Penn and the Hospital of the University of Pennsylvania were sued in July by “Jane Doe,” a trans woman and former employee at HUP who alleges she was illegally fired from her job at HUP after experiencing severe harassment while a patient there.

One of her claims is employment discrimination covered by Title VII, which bans workplace bias based on sex, race, color, religion or national origin. But Penn defendants recently filed a legal document claiming that discrimination based on transgender status is not actionable under Title VII in the Third Circuit.

The Third Circuit covers Pennsylvania, New Jersey, Delaware and the Virgin Islands.

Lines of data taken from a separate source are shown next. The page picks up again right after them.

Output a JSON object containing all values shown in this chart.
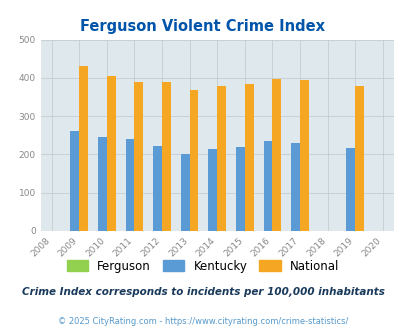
{
  "title": "Ferguson Violent Crime Index",
  "years": [
    2008,
    2009,
    2010,
    2011,
    2012,
    2013,
    2014,
    2015,
    2016,
    2017,
    2018,
    2019,
    2020
  ],
  "kentucky": [
    0,
    260,
    245,
    240,
    223,
    202,
    215,
    220,
    235,
    229,
    0,
    216,
    0
  ],
  "national": [
    0,
    430,
    405,
    388,
    388,
    368,
    378,
    384,
    397,
    394,
    0,
    380,
    0
  ],
  "ferguson": [
    0,
    0,
    0,
    0,
    0,
    0,
    0,
    0,
    0,
    0,
    0,
    0,
    0
  ],
  "kentucky_color": "#5b9bd5",
  "national_color": "#f5a623",
  "ferguson_color": "#92d050",
  "bg_color": "#dfe8ec",
  "title_color": "#0055aa",
  "ylim": [
    0,
    500
  ],
  "yticks": [
    0,
    100,
    200,
    300,
    400,
    500
  ],
  "subtitle": "Crime Index corresponds to incidents per 100,000 inhabitants",
  "footer": "© 2025 CityRating.com - https://www.cityrating.com/crime-statistics/",
  "subtitle_color": "#1a3a5c",
  "footer_color": "#5599cc",
  "grid_color": "#c0c8cc",
  "tick_color": "#888888",
  "bar_width": 0.32
}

“While the United States Supreme Court is currently considering the issue of whether Title VII protection should extend to gay and transgender employees, the Third Circuit does not currently recognize such protections,” Penn defendants state, in a legal filing.

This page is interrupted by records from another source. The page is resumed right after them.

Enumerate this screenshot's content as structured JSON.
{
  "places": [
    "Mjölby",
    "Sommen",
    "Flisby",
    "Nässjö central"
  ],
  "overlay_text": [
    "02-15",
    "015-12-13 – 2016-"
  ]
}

To justify their position, Penn defendants rely on a four-year-old case known as Johnston v. University of Pittsburgh. The case involved a trans student at Pitt who was denied access to a gender-appropriate locker room and restroom facilities. The judge in the case stated that “nearly every federal court that has considered the question in the Title VII context has found that transgendered [sic] individuals are not a protected class under Title VII,” and noted that the Third Circuit had not addressed the issue, according to Penn’s filing.

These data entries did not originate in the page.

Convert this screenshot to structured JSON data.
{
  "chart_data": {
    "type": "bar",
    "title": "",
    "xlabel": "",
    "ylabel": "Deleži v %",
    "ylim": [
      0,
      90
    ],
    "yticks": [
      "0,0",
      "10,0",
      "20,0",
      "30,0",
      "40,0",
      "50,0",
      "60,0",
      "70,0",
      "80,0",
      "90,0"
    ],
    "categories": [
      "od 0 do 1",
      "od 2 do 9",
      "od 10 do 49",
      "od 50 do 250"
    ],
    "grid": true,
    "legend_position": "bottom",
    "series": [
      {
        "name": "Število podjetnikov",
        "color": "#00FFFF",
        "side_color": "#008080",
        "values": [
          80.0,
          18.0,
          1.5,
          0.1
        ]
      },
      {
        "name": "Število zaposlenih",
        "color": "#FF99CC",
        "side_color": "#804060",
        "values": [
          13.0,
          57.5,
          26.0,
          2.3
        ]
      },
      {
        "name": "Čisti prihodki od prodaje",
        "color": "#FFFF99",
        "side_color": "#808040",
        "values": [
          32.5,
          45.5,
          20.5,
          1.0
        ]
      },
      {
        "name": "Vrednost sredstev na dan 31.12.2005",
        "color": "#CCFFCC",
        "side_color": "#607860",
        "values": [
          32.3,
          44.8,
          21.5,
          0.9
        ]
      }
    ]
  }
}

Therefore, according to Penn, Doe’s Title VII claim should be dismissed under the current state of the law in the Third Circuit.

The U.S. Supreme Court is currently considering three LGBT discrimination cases and whether Title VII covers them.

Julie Chovanes, an attorney for Doe, distanced Doe’s case from the cases currently under review by the Supreme Court. Chovanes argues in a rebuttal filing that her client experienced gender stereotyping by Penn defendants. Chovanes notes that judges in the Third Circuit have recognized that gender stereotyping is a form of sex discrimination.

“Defendants’ argument with regard to Title VII ignores the difference between the claims in the cases before the Supreme Court, and Doe’s claims,” Chovanes’ filing states. “Gender stereotyping claims under Title VII -- which transphobic behavior is -- are well in line with Third Circuit precedent, as this court recently acknowledged in a very recent opinion by Judge [Joel] Slomsky, Doe v. Parx Casino.”

 Jane Doe’s case is assigned to U.S. District Judge Mitchell S. Goldberg. He recently told Penn defendants they have until Nov. 7 to file a formal “motion to dismiss” if they want to pursue their objections to Doe’s Title VII claim and other claims made by Doe.

Neither side had a comment for this story.

Justin F. Robinette, a local civil-rights attorney who’s following the Doe case, said he was disappointed with Penn’s legal stance. “It’s disappointing that an Ivy League school like Penn chooses to take such a regressive, anti-trans position in a legal filing,” Robinette said. “Legal precedent is pretty clear that trans people are protected under Title VII in our circuit. Penn [defendants] cited a four-year-old ‘bathroom’ case to justify their position. There have been many court rulings since 2015 that affirm protections for trans individuals under Title VII. Rather than arguing the merits of the case, Penn is taking an anti-trans position — which is at odds with its reputation as a liberal, progressive institution.”